The concertina of challenges we now face around workforce planning, diversity/inclusion, optimization, and the race for rapid digitalization are not only unique but there is no track record, no playlist within today's workforce to draw upon. This is about raw leadership and crisis management skills. During several of Boyden’s “Leaders in Crisis” discussions, it was made clear that the behaviors demonstrated now by business leaders will define the future of their organisation.

Those that freeze in the line of fire or to continue the analogy go absent without leave will not be forgiven when it comes to the next review of top team talent.
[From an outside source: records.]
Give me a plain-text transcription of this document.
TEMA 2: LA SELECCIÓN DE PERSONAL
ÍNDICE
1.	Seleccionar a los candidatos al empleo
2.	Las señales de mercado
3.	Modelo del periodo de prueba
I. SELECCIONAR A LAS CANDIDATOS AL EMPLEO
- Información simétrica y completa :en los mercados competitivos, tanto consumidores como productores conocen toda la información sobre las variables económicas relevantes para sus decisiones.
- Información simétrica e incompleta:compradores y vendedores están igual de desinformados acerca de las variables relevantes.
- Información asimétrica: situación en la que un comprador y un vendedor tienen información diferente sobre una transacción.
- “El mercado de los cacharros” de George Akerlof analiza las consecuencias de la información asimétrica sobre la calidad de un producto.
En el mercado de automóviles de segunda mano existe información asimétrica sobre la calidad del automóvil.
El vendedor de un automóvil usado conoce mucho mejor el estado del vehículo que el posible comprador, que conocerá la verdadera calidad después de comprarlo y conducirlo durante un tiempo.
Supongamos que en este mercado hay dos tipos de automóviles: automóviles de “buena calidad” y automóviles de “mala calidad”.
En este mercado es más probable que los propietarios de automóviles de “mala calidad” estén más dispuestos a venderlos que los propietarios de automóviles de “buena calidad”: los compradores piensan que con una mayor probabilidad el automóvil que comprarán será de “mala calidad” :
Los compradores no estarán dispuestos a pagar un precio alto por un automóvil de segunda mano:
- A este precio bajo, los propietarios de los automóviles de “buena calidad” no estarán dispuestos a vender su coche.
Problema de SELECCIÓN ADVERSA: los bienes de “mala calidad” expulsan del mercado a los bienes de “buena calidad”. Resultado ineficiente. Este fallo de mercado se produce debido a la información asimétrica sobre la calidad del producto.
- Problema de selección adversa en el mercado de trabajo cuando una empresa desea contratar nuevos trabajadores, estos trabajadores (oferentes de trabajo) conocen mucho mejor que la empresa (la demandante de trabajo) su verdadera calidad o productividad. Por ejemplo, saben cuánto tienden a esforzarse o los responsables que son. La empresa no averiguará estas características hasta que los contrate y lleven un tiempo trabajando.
Those who demonstrated true empathy, inspirational leadership, exceptional communication skills and clarity of purpose whilst under intense fire will be those who quite quickly make the “must not lose” shortlist. But now is possibly too soon to gauge as this period, from a future workplace perspective, is the calm before the storm. With mass redundancies inevitable, with established workspaces transforming or indeed disappearing the true test of leadership is still to come. As we begin the game of organisational musical chairs, who will be left standing when the music stops and who will you have hired to deliver transformational change?

The function receiving  greatest exposure right now is Human Resources and at this early stage would seem to be responding well to being very much on the frontline of Inclusion, Covid-19, Organizational Design, Redundancies, Furloughing, Part-time working, Wellbeing and Future of Work. Just some of the responsibilities that sit on the CHRO’s shoulders, but what are the real game changers when it comes to people investment/ROI post Covid? - in the inevitable tsunami of “must do’s”, where will the CHRO feature in the race for priority boarding?

I began in Executive Search in 1994 when the transformation programmes that businesses were experiencing was in relation to the rapid adoption of new technology (C++/JAVA!!). Within a couple of years, we saw the rise of the “celebrity” Chief Information Officer, many of whom were ultimately hoisted by their own petard by over promising and spectacularly under delivering. There was much PR spin about the CIO being positioned on the Board rather than under the CFO but it never actually gained traction.

Is this the potential fate of the CHRO? If ever there was a time for leadership in Human Resources to define its seat at the table, to firmly establish itself as the long overdue strategic business partner at that Board table, then that time is now.

But, and here is the rub. This only works if your “Chief” HRO can operate strategically and not as is more often the case operationally or worse still just administratively. To become a measurable contributor to profits instead of an overhead cost to be carried, to be the catalyst for transformational change on representation of Female, BAME and LGBT+ talent in your business and to reshape your workforce ethically requires great competence.

The challenge for the Chief Executive is to ensure that they recognise this fundamental requirement, acknowledge the level of capability they put in place or inherited and where left with any doubt furnish themselves rapidly with the right level of capability to lead world class transformational leadership at Board level in Human Resources.

After all it is the people that make the strategic difference!